A couple of years back- some company in Australia came up with a disengaging clutch on the motor side sprocket- the trouble was that you had to get off and disengage it- I had written a thread here long ago that we needed a disengaging freewhell on the motor sprocket- but you really need it while riding- not getting off to switch it over- like the very first derailleurs long ago!
http://motorbicycling.com/showthread.php?t=8687
Yes- there is the centrifical clutch and then pull starter- but the pull starter generally requires then that the cranks be set another inch wider, so that's areal negative trade-off to cyclists otherwise.
As my bikes are, and the type of riding I do- I really have dropped the issue in my own mind- with good wheels and lightweight components , and the newer chain- they pedal quite nicely for the short distances I need- if I break down and had to pedal- I'm good for many miles- but I wouldn't want to pedal it like that all the time! Around the store parking lots, or crowded pedestrian areas I'm all set- just peddalled through the park beside ther St, John's river here in Jacksonville today- no problem at all and very minimal resistance or noise from the extra chain and sprocket and motor bearing.
http://motorbicycling.com/showthread.php?t=24770
I'm totally motoring now in mostly short bursts in the urban area- I get up to speed and go as far as I need and if there's a stop up ahead- I hit the kill switch a block or more (largely depending on the wind- everything's flat here otherwise} and I coast up to it- arriving at cycling pace- enjoying the quiet roll every bit of the way-
and I'm not grabbing the brakes super hard then and wearing out the pads that much sooner- it's truly combining cycling and motoring- and my fuel just lasts and lasts-
If someone got 100 or 150 a gallon, motoring 26" wheels with beach tires around with the motor on most of the time- I may even be DOUBLING that mileage- and actually pedalling very little to do it- I'm just coasting a lot, on a bike that coasts almost like a roadbike- but a roadbike that's starting at 30 mph!
One thing about the 415 Trike chain- it's STILL the same dimension basically- the pitch and the width- if you think a 415 is sloppy now you may not like it any better. (I've tried the 410 narrower 1/8" chain, and narrow motor drive sprocket, and I thought it would be too finicky to get and stay alligned- I don't want to mess with the chain all the time)

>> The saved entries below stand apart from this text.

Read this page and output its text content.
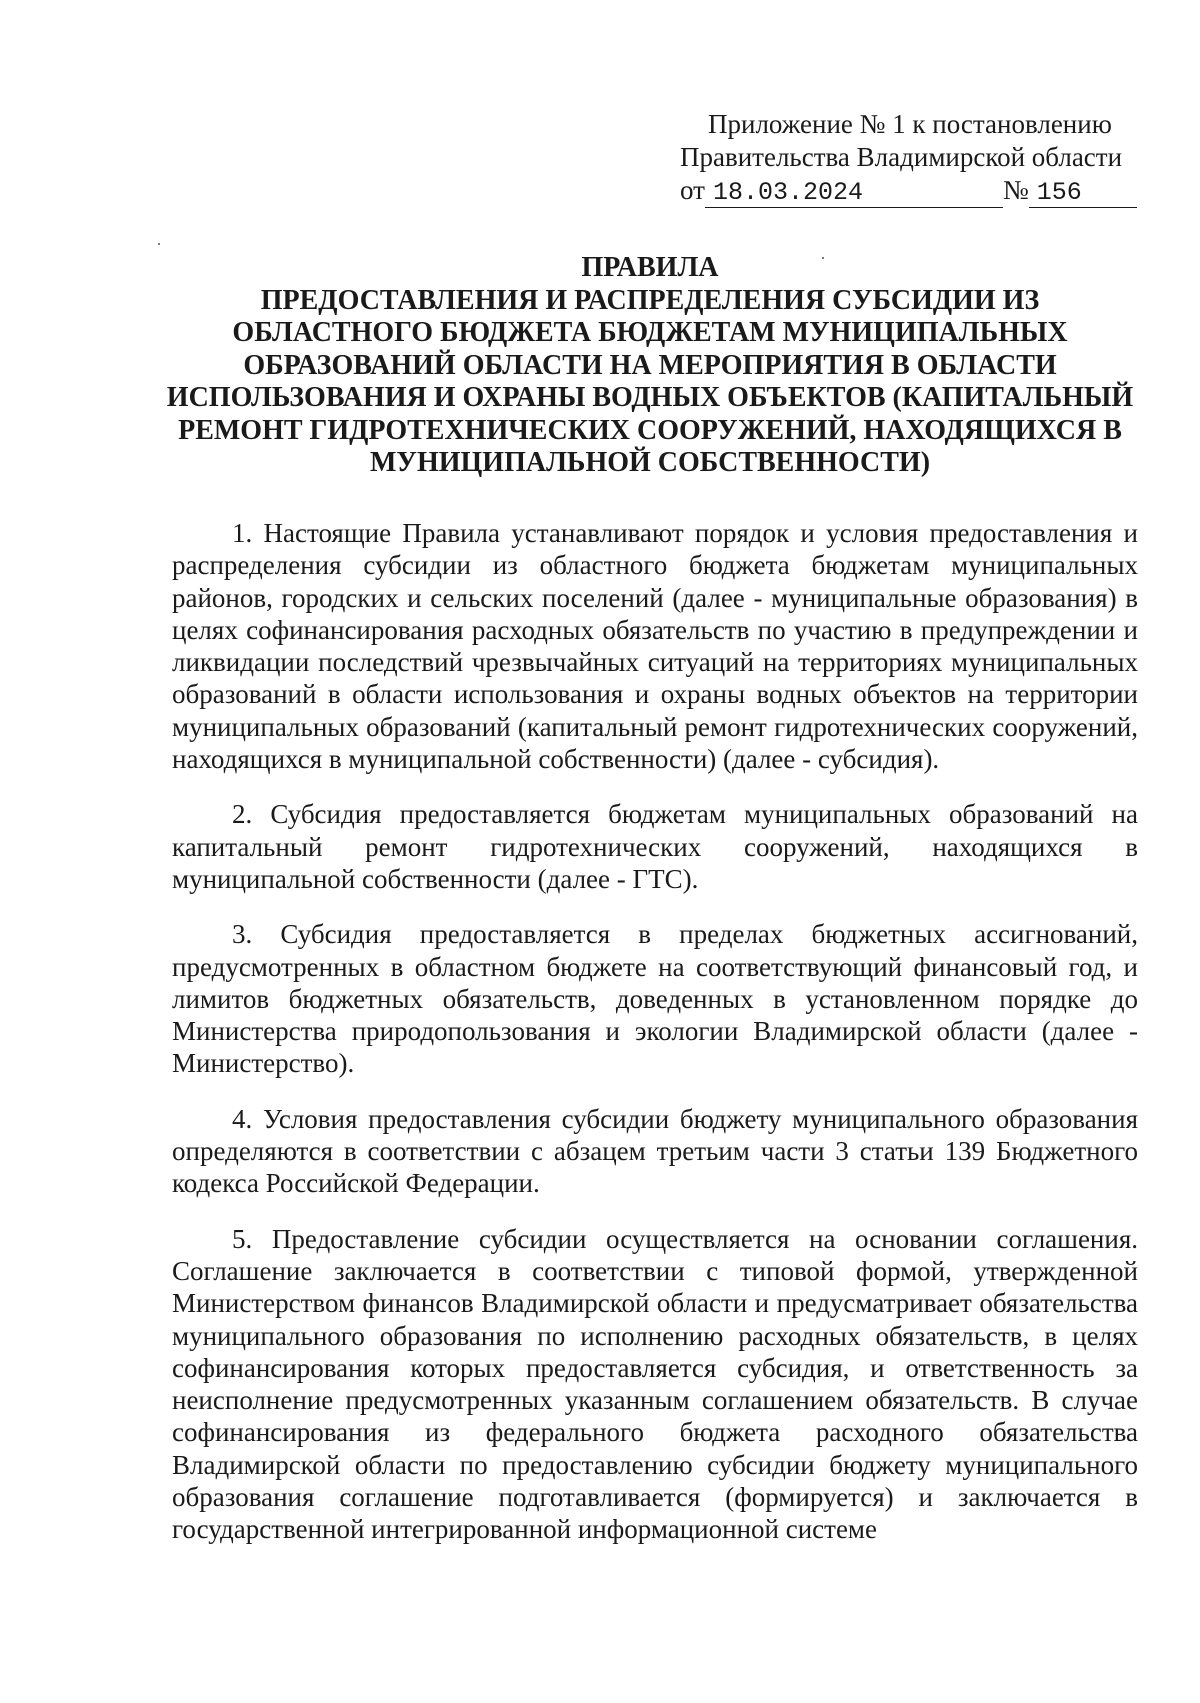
Приложение № 1 к постановлению
Правительства Владимирской области
от 18.03.2024	№ 156
ПРАВИЛА
ПРЕДОСТАВЛЕНИЯ И РАСПРЕДЕЛЕНИЯ СУБСИДИИ ИЗ ОБЛАСТНОГО БЮДЖЕТА БЮДЖЕТАМ МУНИЦИПАЛЬНЫХ ОБРАЗОВАНИЙ ОБЛАСТИ НА МЕРОПРИЯТИЯ В ОБЛАСТИ ИСПОЛЬЗОВАНИЯ И ОХРАНЫ ВОДНЫХ ОБЪЕКТОВ (КАПИТАЛЬНЫЙ РЕМОНТ ГИДРОТЕХНИЧЕСКИХ СООРУЖЕНИЙ, НАХОДЯЩИХСЯ В МУНИЦИПАЛЬНОЙ СОБСТВЕННОСТИ)

1. Настоящие Правила устанавливают порядок и условия предоставления и распределения субсидии из областного бюджета бюджетам муниципальных районов, городских и сельских поселений (далее - муниципальные образования) в целях софинансирования расходных обязательств по участию в предупреждении и ликвидации последствий чрезвычайных ситуаций на территориях муниципальных образований в области использования и охраны водных объектов на территории муниципальных образований (капитальный ремонт гидротехнических сооружений, находящихся в муниципальной собственности) (далее - субсидия).

2. Субсидия предоставляется бюджетам муниципальных образований на капитальный ремонт гидротехнических сооружений, находящихся в муниципальной собственности (далее - ГТС).

3. Субсидия предоставляется в пределах бюджетных ассигнований, предусмотренных в областном бюджете на соответствующий финансовый год, и лимитов бюджетных обязательств, доведенных в установленном порядке до Министерства природопользования и экологии Владимирской области (далее - Министерство).

4. Условия предоставления субсидии бюджету муниципального образования определяются в соответствии с абзацем третьим части 3 статьи 139 Бюджетного кодекса Российской Федерации.

5. Предоставление субсидии осуществляется на основании соглашения. Соглашение заключается в соответствии с типовой формой, утвержденной Министерством финансов Владимирской области и предусматривает обязательства муниципального образования по исполнению расходных обязательств, в целях софинансирования которых предоставляется субсидия, и ответственность за неисполнение предусмотренных указанным соглашением обязательств. В случае софинансирования из федерального бюджета расходного обязательства Владимирской области по предоставлению субсидии бюджету муниципального образования соглашение подготавливается (формируется) и заключается в государственной интегрированной информационной системе
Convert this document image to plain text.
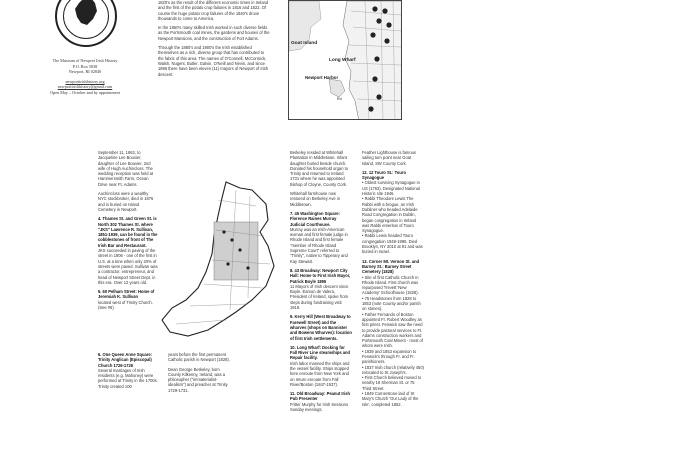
The Museum of Newport Irish History
P.O. Box 5038
Newport, RI 02840
newportirishhistory.org
newportirishhistory@gmail.com
Open May – October and by appointment

1820's as the result of the different economic times in Ireland and the first of the potato crop failures in 1816 and 1822. Of course the huge potato crop failures of the 1840's drove thousands to come to America.

In the 1850's many skilled Irish worked in such diverse fields as the Portsmouth coal mines, the gardens and houses of the Newport Mansions, and the construction of Fort Adams.

Through the 1880's and 1900's the Irish established themselves as a rich, diverse group that has contributed to the fabric of this area. The names of O'Connell, McCormick, Walsh, Nugent, Butler, Galvin, O'Neill and Nevin, and since 1896 there have been eleven (11) mayors of Newport of Irish descent.

Goat Island
Long Wharf
Newport Harbor
Rd

September 11, 1863, to Jacqueline Lee Bouvier, daughter of Lee Bouvier, 2nd wife of Hugh Auchincloss. The wedding reception was held at Hammersmith Farm, Ocean Drive near Ft. Adams.

Auchincloss were a wealthy NYC stockbroker, died in 1876 and is buried on Island Cemetery in Newport.

4. Thames St. and Green St. is North 302 Thames St. where "JKS" Lawrence R. Sullivan, 1851-1939, can be found in the cobblestones of front of The Irish Bar and Restaurant.
JKS succeeded in paving of the street in 1906 - one of the first in U.S. at a time when only 20% of streets were paved. Sullivan was a contractor, entrepreneur, and head of Newport Street Dept. in this era. Over 12 years old.
5. 60 Pelham Street: Home of Jeremiah K. Sullivan
located west of Trinity Church. (See #6)
6. One Queen Anne Square: Trinity Anglican (Episcopal) Church 1726-1726
Several marriages of Irish residents (e.g. Mahoney) were performed at Trinity in the 1700s. Trinity created 100

years before the first permanent Catholic parish in Newport (1828).

Dean George Berkeley, born County Kilkenny, Ireland, was a philosopher ("immaterialist-idealism") and preacher at Trinity 1729-1731.

Berkeley resided at Whitehall Plantation in Middletown. Infant daughter buried beside church. Donated his household organ to Trinity and returned to Ireland 1731 where he was appointed Bishop of Cloyne, County Cork.

Whitehall farmhouse now restored on Berkeley Ave in Middletown.

7. 45 Washington Square: Florence Raines Murray Judicial Courthouse.
Murray was an Irish-American woman and first female judge in Rhode Island and first female "member of Rhode Island Supreme Court" referred to "Trinity", native to Tipperary and Kay Stewart.
8. 43 Broadway: Newport City Hall: Home to First Irish Mayor, Patrick Boyle 1895
11 Mayors of Irish descent since Boyle. Eamon de Valera, President of Ireland, spoke from steps during fundraising visit 1919.
9. Kerry Hill (West Broadway to Farewell Street) and the wharves (shops on Bannister and Bowens Wharves): location of first Irish settlements.
10. Long Wharf: Docking for Fall River Line steamships and Repair facility.
Irish labor manned the ships and the vessel facility. Ships stopped here enroute from New York and on return enroute from Fall River/Boston (1847-1937).
11. Old Broadway: Peanut Irish Pub Presenter
Fritter Murphy for Irish Sessions Sunday evenings.

Feather Lighthouse is famous sailing turn point near Goat Island, SW County Cork.

12. 12 Touro St.: Touro Synagogue
• Oldest surviving Synagogue in US (1763). Designated National Historic site 1946.
• Rabbi Theodore Lewis The Rabbi with a brogue, an Irish Dubliner who headed Adelaide Road Congregation in Dublin, began congregation in Ireland was Rabbi emeritus of Touro Synagogue.
• Rabbi Lewis headed Touro congregation 1949-1985. Died Brooklyn, NY 2010 at 91 and was buried in Israel.
13. Corner Mt. Vernon St. and Barney St.: Barney Street Cemetery (1828)
• Site of first Catholic Church in Rhode Island. First church was repurposed Trevett 'New Academy' Schoolhouse (1828).
• 75 Headstones from 1828 to 1853 (note County and/or parish on stones).
• Father Fernando of Boston appointed Fr. Robert Woodley as first priest. Fenwick saw the need to provide pastoral services to Ft. Adams construction workers and Portsmouth Coal Miners - most of whom were Irish.
• 1839 and 1853 expansion to Fenwick's through Fr. and Fr. parishioners.
• 1837 Irish church (relatively 450) relocated to St Joseph's.
• First Church believed moved to nearby 19 Sherman St. or 75 Third Street.
• 1849 Cornerstone laid of St Mary's Church 'Our Lady of the Isle', completed 1852.
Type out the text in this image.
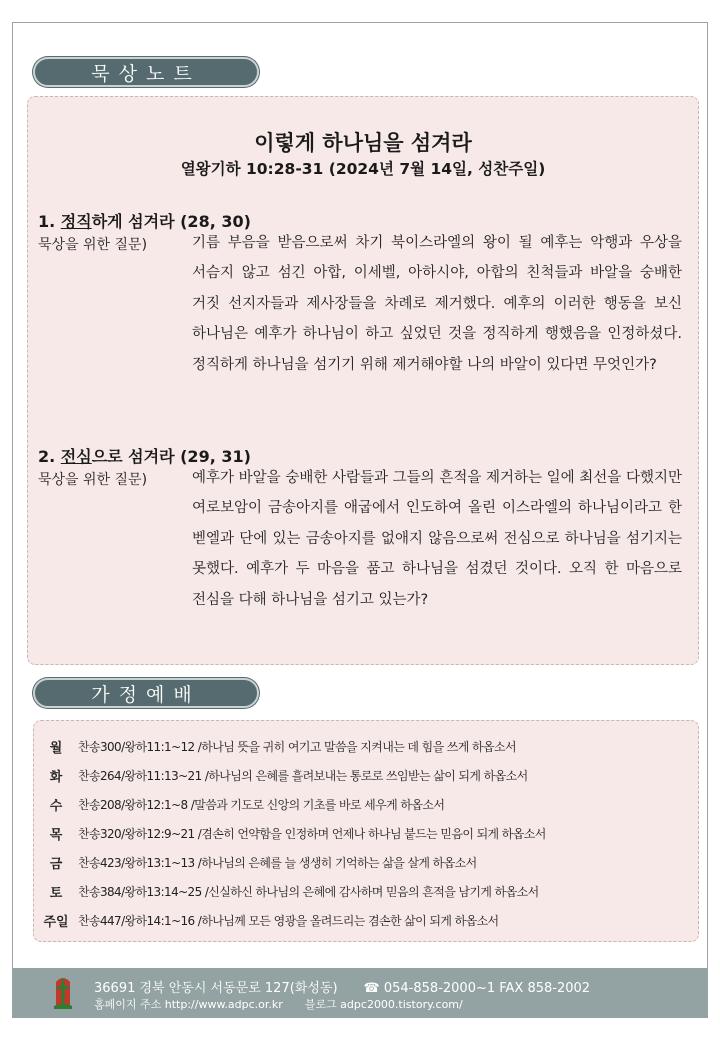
묵상노트
이렇게 하나님을 섬겨라
열왕기하 10:28-31 (2024년 7월 14일, 성찬주일)
1. 정직하게 섬겨라 (28, 30)
묵상을 위한 질문)	기름 부음을 받음으로써 차기 북이스라엘의 왕이 될 예후는 악행과 우상을 서슴지 않고 섬긴 아합, 이세벨, 아하시야, 아합의 친척들과 바알을 숭배한 거짓 선지자들과 제사장들을 차례로 제거했다. 예후의 이러한 행동을 보신 하나님은 예후가 하나님이 하고 싶었던 것을 정직하게 행했음을 인정하셨다. 정직하게 하나님을 섬기기 위해 제거해야할 나의 바알이 있다면 무엇인가?
2. 전심으로 섬겨라 (29, 31)
묵상을 위한 질문)	예후가 바알을 숭배한 사람들과 그들의 흔적을 제거하는 일에 최선을 다했지만 여로보암이 금송아지를 애굽에서 인도하여 올린 이스라엘의 하나님이라고 한 벧엘과 단에 있는 금송아지를 없애지 않음으로써 전심으로 하나님을 섬기지는 못했다. 예후가 두 마음을 품고 하나님을 섬겼던 것이다. 오직 한 마음으로 전심을 다해 하나님을 섬기고 있는가?
가정예배
월	찬송300/왕하11:1~12 /하나님 뜻을 귀히 여기고 말씀을 지켜내는 데 힘을 쓰게 하옵소서
화	찬송264/왕하11:13~21 /하나님의 은혜를 흘려보내는 통로로 쓰임받는 삶이 되게 하옵소서
수	찬송208/왕하12:1~8 /말씀과 기도로 신앙의 기초를 바로 세우게 하옵소서
목	찬송320/왕하12:9~21 /겸손히 언약함을 인정하며 언제나 하나님 붙드는 믿음이 되게 하옵소서
금	찬송423/왕하13:1~13 /하나님의 은혜를 늘 생생히 기억하는 삶을 살게 하옵소서
토	찬송384/왕하13:14~25 /신실하신 하나님의 은혜에 감사하며 믿음의 흔적을 남기게 하옵소서
주일 찬송447/왕하14:1~16 /하나님께 모든 영광을 올려드리는 겸손한 삶이 되게 하옵소서
36691 경북 안동시 서동문로 127(화성동) ☎ 054-858-2000~1 FAX 858-2002
홈페이지 주소 http://www.adpc.or.kr 블로그 adpc2000.tistory.com/
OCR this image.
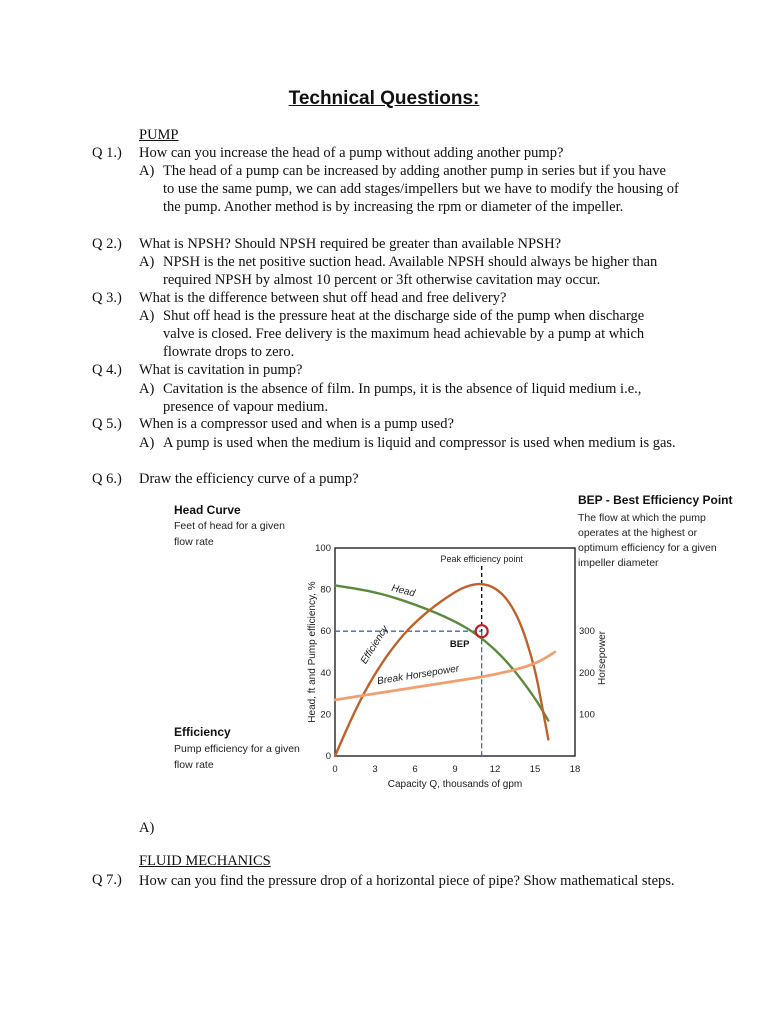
Technical Questions:
PUMP
Q 1.) How can you increase the head of a pump without adding another pump?
A) The head of a pump can be increased by adding another pump in series but if you have to use the same pump, we can add stages/impellers but we have to modify the housing of the pump. Another method is by increasing the rpm or diameter of the impeller.
Q 2.) What is NPSH? Should NPSH required be greater than available NPSH?
A) NPSH is the net positive suction head. Available NPSH should always be higher than required NPSH by almost 10 percent or 3ft otherwise cavitation may occur.
Q 3.) What is the difference between shut off head and free delivery?
A) Shut off head is the pressure heat at the discharge side of the pump when discharge valve is closed. Free delivery is the maximum head achievable by a pump at which flowrate drops to zero.
Q 4.) What is cavitation in pump?
A) Cavitation is the absence of film. In pumps, it is the absence of liquid medium i.e., presence of vapour medium.
Q 5.) When is a compressor used and when is a pump used?
A) A pump is used when the medium is liquid and compressor is used when medium is gas.
Q 6.) Draw the efficiency curve of a pump?
Head Curve
Feet of head for a given
flow rate
Efficiency
Pump efficiency for a given
flow rate
BEP - Best Efficiency Point
The flow at which the pump
operates at the highest or
optimum efficiency for a given
impeller diameter
Head, ft and Pump efficiency, %
Capacity Q, thousands of gpm
Horsepower
0	3	6	9	12	15	18
0
20
40
60
80
100
100
200
300
Peak efficiency point
BEP
Head
Efficiency
Break Horsepower
A)
FLUID MECHANICS
Q 7.) How can you find the pressure drop of a horizontal piece of pipe? Show mathematical steps.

But the TRIKE chain is just as light or lighter than the 410 and still allows for play. The plates are smaller verticly- so if you're a hard motoring guy with a heavy body or bike and you've had any trouble breaking chains from anything but misallignment the Trike chain may not be for you.
http://motorbicycling.com/showthread.php?t=41032
But as an ex-road cyclist for 14 years, who wants to maximize both pedal and roll- I've used two of them now for almost two years withourt a problem- and they really roll smoother.
Has anyone here mentioned greasing the sprockets inside the cover?- that helps roll too and QUIET.